If only that were true. You see, when it comes to anything medical, be it hospitals, dentists, injections, they don’t come any worse than me, I am absolutely dreadful. I can’t even watch Holby City without covering my eyes at regular intervals. I can’t begin to tell you the fear that coursed through my veins when in the autumn of 2020 I was informed that I needed an eye operation that would involve making an incision in my right eyeball. If that wasn’t bad enough which, believe me it was, I was also informed that this would happen while I was awake. Now the boot is on the other foot, as I know that those same boys in the band would have had no fear of this.
I knew I had to have this operation. The sight in my eye was deteriorating badly and this 20 minute operation would cure it, but that didn’t stop me panicking while I mulled it over and over and over again. Then I struck lucky, I was given a book called Live It, Love It, Sell It by Jules White. In this book there is a section that deals with fear and it deals with it in a way in which I hadn’t even thought about before. It was looking at it from a completely different angle. I spoke to Jules soon after reading it and explored it a bit further. I’m not going to go into detail because I won’t do justice to how powerful that section of the book is, but what I will say is that it completely changed my view of my personal fear. In early January 2021, I walked into the hospital, had a joke with the nurses, walked to the operating theatre, jumped up onto the operating table, had the procedure done and walked back out of the hospital a couple of hours later with my eye problem cured. Prior to reading that book, I would never have been able to do that.
I mentioned taking my earlier experience with the band into the workplace. In a previous blog on teamwork, I said that I have been very fortunate to have managed some brilliant teams over the years. In each of those teams, what I have always tried to do at an early stage is to give people the confidence to make decisions. How many times have you seen it in your own teams, indecisive people who would rather that somebody else, possibly more senior, makes decisions for them? Why does that happen? From my experience, it is because people are fearful of making the wrong decision so, rather than do that, they don’t make a decision at all. I once read that the average adult will make 35,000 conscious decisions every day. We can’t be expected to get all of those right, I know I don’t.
I will always encourage people in my team to make their own decisions. When asked a question, it would be very easy for me just to give an answer, which may be the wrong answer by the way, but if I do that then I know that same person will ask the same question again in the future and all we do is repeat the cycle. I much prefer to answer a question with a question, so will probably ask what that person thinks the possible answers or solutions might be. When they tell me the options, I then ask what they think the outcomes to each might be.
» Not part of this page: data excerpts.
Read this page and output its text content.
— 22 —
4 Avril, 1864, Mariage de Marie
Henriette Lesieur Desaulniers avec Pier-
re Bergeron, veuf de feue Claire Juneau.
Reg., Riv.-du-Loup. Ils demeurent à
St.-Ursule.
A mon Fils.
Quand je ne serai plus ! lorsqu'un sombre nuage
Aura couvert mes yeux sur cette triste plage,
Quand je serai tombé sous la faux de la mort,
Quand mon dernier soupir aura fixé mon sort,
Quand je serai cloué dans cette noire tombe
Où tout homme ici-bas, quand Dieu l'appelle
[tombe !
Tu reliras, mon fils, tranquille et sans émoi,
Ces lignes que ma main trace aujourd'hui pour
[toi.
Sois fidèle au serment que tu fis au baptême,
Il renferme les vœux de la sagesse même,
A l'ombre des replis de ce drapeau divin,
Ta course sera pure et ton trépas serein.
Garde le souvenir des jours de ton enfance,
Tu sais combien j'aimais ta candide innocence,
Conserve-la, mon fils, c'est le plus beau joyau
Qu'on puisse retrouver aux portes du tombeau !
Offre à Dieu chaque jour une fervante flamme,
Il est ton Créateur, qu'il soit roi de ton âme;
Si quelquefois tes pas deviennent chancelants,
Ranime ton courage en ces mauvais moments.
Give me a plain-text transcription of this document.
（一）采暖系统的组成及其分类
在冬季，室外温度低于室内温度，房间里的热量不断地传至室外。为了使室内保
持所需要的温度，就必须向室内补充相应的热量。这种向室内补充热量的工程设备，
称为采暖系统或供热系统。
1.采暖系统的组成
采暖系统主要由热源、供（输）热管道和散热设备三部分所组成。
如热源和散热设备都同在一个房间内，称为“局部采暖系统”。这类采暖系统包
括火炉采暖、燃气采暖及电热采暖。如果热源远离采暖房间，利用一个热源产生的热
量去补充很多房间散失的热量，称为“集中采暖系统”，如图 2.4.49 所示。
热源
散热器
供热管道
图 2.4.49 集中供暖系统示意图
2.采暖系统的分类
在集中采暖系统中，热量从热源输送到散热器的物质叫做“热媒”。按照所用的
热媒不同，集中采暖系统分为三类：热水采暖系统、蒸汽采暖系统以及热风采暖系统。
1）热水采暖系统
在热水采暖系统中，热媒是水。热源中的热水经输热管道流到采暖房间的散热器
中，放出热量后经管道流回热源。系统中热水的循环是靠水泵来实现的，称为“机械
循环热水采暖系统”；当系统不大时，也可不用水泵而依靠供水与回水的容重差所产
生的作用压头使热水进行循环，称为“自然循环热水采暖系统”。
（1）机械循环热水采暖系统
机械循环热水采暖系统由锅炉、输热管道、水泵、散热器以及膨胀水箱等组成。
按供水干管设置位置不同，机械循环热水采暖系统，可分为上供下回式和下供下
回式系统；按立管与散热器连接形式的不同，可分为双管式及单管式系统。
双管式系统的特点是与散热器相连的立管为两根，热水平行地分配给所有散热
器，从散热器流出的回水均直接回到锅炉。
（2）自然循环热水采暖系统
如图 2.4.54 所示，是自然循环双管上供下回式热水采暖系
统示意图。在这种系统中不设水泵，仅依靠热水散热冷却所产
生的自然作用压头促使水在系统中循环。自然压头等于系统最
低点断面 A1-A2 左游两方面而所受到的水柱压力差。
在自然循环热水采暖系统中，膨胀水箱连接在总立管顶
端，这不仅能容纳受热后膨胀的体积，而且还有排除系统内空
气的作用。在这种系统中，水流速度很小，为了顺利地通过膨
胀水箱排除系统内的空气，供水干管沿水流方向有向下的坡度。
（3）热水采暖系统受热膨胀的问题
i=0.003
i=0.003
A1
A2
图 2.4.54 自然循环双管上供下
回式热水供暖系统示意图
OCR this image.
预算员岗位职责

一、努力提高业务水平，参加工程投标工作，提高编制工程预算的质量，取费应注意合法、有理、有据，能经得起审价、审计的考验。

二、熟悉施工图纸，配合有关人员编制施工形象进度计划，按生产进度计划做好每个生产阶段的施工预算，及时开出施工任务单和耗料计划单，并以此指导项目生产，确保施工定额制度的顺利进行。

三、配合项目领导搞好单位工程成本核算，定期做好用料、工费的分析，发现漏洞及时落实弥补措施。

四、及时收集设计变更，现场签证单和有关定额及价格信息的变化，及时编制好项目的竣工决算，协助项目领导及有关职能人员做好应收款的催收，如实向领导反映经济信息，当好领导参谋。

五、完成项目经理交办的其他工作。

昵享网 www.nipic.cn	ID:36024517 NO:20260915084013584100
I then ask their preference and, invariably, they come up with the best solution themselves. I will always say not to be frightened to make a decision, think it through and then make it. If you get it wrong, then you get it wrong. At that point, come and tell me and we will work through it together but, whatever happens, never be afraid to make a decision in the first place.
I have to say, there is nothing better than watching a member of your team have the imagination to come up with an idea, think that idea through and then have the confidence to give it a go.